In our study, PTPCUMULATIVE PVA increased with more asynchrony. In addition, with an increase in asynchrony we found that also PTP and ΔPoes for an individual trigger error increased. These observations may have clinical implications. If trigger errors are merely detected using flow- and pressure—time tracings and not by measuring true patient effort using oesophageal pressure tracings, differentiation between “acceptable” and “harmful” trigger errors is not possible. This differentiation might be important, because the variability in PTP and ΔPoes for an individual ineffective breath could partially explain that PVA has different effects on patient outcome. To illustrate, de Wit et al. and Blanch et al. described that PVA in the first 24 h and throughout MV was associated with prolonged ventilation time and mortality [14, 15]. In contrast, PVA during the weaning phase, using the same cut of values, was not associated with adverse clinical outcome [34]. It may be surmised that during the acute phase of disease causes patients generate more work and thus potentially injurious, larger pressure swings because respiratory system compliance (Crs) and respiratory muscle strength is reduced. Experimental work showed high pulmonary pressures swings generated by spontaneous breathing efforts worsened lung injury despite limiting plateau pressures [35]. When the clinical condition of the patient improves, the patient needs and is able to generate lower work to trigger the ventilator.

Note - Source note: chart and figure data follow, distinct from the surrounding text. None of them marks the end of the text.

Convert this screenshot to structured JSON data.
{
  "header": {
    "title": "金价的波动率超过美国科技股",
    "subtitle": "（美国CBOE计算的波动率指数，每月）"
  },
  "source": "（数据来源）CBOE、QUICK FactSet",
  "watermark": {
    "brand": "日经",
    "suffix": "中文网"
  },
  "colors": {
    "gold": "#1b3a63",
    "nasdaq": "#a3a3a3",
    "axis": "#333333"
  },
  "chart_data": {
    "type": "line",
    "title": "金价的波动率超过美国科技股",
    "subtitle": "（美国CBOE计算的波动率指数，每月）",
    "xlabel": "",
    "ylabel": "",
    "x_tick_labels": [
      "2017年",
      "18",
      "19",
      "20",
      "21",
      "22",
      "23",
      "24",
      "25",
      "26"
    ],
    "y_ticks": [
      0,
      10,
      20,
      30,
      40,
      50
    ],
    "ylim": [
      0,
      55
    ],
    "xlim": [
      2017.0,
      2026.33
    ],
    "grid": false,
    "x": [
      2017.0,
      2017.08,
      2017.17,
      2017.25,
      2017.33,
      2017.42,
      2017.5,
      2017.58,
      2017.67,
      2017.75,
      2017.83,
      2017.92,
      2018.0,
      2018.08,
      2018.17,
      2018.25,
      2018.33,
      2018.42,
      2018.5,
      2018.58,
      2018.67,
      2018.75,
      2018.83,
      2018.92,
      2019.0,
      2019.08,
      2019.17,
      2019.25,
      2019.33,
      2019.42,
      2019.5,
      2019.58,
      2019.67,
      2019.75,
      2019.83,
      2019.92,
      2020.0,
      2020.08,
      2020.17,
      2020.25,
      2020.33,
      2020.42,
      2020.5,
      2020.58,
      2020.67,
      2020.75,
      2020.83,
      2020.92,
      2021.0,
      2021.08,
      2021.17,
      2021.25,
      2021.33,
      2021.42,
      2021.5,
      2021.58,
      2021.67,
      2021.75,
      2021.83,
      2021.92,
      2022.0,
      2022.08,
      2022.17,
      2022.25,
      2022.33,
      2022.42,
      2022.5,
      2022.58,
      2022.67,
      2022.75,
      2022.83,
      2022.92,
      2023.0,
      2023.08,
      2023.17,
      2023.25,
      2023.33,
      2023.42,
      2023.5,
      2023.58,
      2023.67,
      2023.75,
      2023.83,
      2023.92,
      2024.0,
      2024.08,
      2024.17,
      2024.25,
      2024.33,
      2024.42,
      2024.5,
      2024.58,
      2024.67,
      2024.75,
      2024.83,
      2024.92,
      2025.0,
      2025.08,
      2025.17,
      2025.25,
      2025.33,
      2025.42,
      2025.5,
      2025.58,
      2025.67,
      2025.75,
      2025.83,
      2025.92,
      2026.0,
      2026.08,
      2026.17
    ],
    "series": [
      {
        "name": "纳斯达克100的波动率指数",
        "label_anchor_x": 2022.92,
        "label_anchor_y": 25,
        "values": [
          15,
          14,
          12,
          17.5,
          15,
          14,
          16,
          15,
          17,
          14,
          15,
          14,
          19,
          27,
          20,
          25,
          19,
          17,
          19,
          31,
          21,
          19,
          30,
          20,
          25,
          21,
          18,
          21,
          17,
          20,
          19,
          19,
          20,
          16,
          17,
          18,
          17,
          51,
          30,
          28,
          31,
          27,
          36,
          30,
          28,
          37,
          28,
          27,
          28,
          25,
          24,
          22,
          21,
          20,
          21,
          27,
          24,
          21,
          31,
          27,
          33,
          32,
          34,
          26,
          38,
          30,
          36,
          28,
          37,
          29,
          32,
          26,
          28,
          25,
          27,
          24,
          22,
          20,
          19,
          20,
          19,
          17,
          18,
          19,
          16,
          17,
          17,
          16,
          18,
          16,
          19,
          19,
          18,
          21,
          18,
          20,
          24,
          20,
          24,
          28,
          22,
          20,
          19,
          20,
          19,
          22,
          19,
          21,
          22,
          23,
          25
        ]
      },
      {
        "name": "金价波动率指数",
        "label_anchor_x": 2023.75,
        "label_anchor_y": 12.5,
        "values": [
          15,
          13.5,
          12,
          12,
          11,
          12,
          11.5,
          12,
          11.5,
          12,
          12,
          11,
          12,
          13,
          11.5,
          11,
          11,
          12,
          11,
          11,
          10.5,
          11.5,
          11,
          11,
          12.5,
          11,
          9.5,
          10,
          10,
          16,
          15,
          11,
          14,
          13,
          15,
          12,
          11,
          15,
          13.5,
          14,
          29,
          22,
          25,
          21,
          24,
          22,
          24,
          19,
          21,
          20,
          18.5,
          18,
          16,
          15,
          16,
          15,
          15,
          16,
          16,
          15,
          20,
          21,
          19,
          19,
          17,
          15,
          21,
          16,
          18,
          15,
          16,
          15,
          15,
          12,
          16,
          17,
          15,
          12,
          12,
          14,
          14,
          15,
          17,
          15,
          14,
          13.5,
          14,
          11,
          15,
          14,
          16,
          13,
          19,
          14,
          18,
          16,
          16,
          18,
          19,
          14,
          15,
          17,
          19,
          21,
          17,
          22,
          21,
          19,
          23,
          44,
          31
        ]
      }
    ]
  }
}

Some limitations of our study must be addressed. First, our data represents a single-center study, limiting generalizability. Second, in this study we found a lower TE-index than we previously did [24]. This is probably due to a difference in methodology to detect PVA. In our previous study we detected PVA using ventilator scalars without oesophageal pressure tracings, thereby probably overestimating the actual prevalence of PVA. Also, in the present study, patients were ventilated with a different ventilator brand with potentially differences in triggering response time [26]. Lastly, patients were randomly selected (as we had previously done), thereby potentially under- or overestimating TE. Third, we performed 5-min recordings. Because the occurrence of PVA is variable during the course of mechanical ventilation and even during the day we may have over- or underestimated the prevalence of trigger errors [15]. Last, our study mainly included patients younger than 1 year of age with relative higher respiratory rates, limiting extrapolation of our findings to older children and adults.

Conclusion

The additional work-of-breathing caused by trigger errors in ventilated children can take up to 30–40% of the total work-of-breathing. Trigger errors were less common in patients breathing spontaneously and those able to generate higher PTP and pressure swings.